Built to Last Decades: Why Aromatic Red Cedar Ages So Well
A lot of products promise longevity. Cedar just quietly delivers it. Aromatic red cedar has been used to protect and store belongings for generations, and the reasons it worked a hundred years ago are the same reasons it works today.
Wood that fights back against the elements
The enemies of most closet storage are moisture, warping, and plain old wear. Cheap composite shelving soaks up humidity, swells, sags, and eventually gives out. Cedar is built differently. Its natural durability helps it resist moisture and hold its shape season after season, even in spaces that aren't climate-controlled.
That means a system you install today still looks and performs the way you expect ten, twenty, thirty years down the road. We've heard from customers using cedar we milled decades ago — and it's still going strong.
How cedar ages — and what to expect
We'd rather be straight with you than oversell: cedar's color does change over time, and that's a natural part of the wood, not a flaw. Left on its own, the surface mellows from its fresh-cut reds and creams into warmer brown tones as the wood naturally oxidizes.
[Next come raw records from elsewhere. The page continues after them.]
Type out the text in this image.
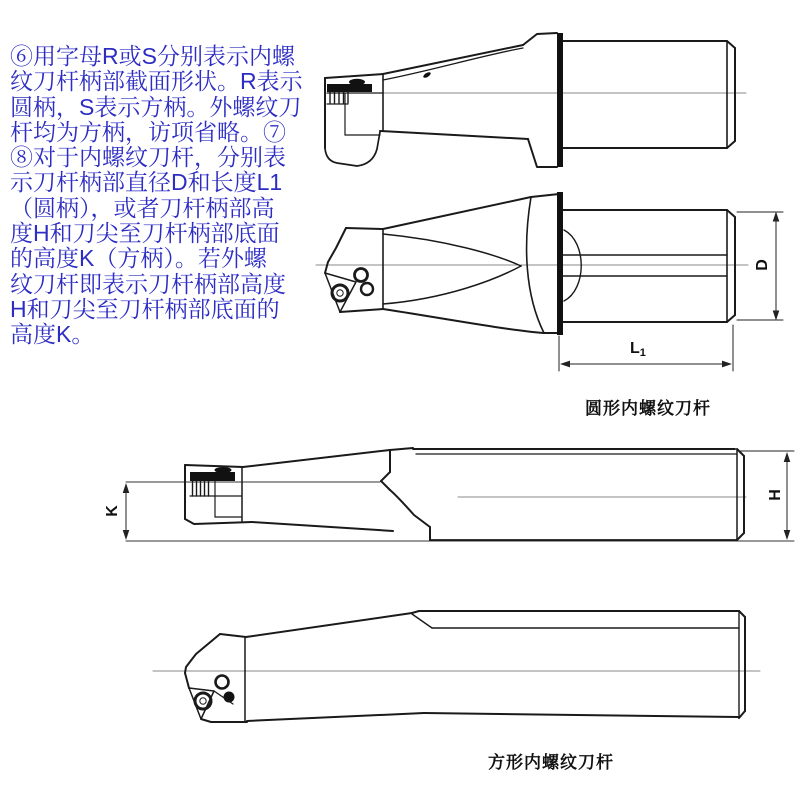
⑥用字母R或S分别表示内螺
纹刀杆柄部截面形状。R表示
圆柄，S表示方柄。外螺纹刀
杆均为方柄，访项省略。⑦
⑧对于内螺纹刀杆，分别表
示刀杆柄部直径D和长度L1
（圆柄），或者刀杆柄部高
度H和刀尖至刀杆柄部底面
的高度K（方柄）。若外螺
纹刀杆即表示刀杆柄部高度
H和刀尖至刀杆柄部底面的
高度K。
D
$L_1$
K
H
圆形内螺纹刀杆
方形内螺纹刀杆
Anywhere it gets steady direct sunlight, UV exposure will gradually weather it toward a silvery gray patina.
Both are completely normal, and a lot of people love the character that comes with age. But if you ever prefer that just-milled look, you're not stuck with it — a light sanding brings the original color and the fresh cedar scent right back to the surface.
That's the real advantage of solid wood over a veneer: it's still cedar all the way through, so it can always be refreshed.
From left to right: Fresh - Aged by air and light - Weathered by direct sunlight

Most closets will stay between the fresh and aged tone for years if there is no direct light, but it will eventually darken to the center image over time from air and casual light exposure.
What you may want to avoid
Cedar is wonderful for everyday clothing and closet storage, but it isn't the right home for absolutely everything. For delicate or vintage textiles — quilts, uniforms, wedding dresses, and the like — as well as leather, paper, and photographs, we'd avoid long-term, direct-contact storage against the bare wood. Just slip a barrier between those items and the cedar shelving or paneling: acid-free tissue, a cotton cover, or a box does the job.
The reason is simple. Staining is rare, but over long stretches of direct contact, the wood's natural tannins or deep sap can leach into precious items. For everyday closet traffic and seasonal wardrobe changes, this is almost never a concern — it only comes into play for the things you tuck away and don't touch for months or years that have direct contact with the cedar.
An investment, not a purchase
When you choose aromatic red cedar, you're not buying storage that'll end up at the curb in a few years. You're adding something to your home that earns its keep for decades and only gets more familiar over time.
It's not unusual for our customers to grow attached to their cedar system. When they move, many take it right along with them — and just as many order more to outfit the closets in their new home. It speaks to how much the system becomes part of how they live. And for the home they're leaving behind, built-in cedar storage is the kind of detail buyers notice: organized, quality closets add real appeal on the market.
That's the kind of long-lasting quality we've built our name on — and the kind we'd want in our own homes.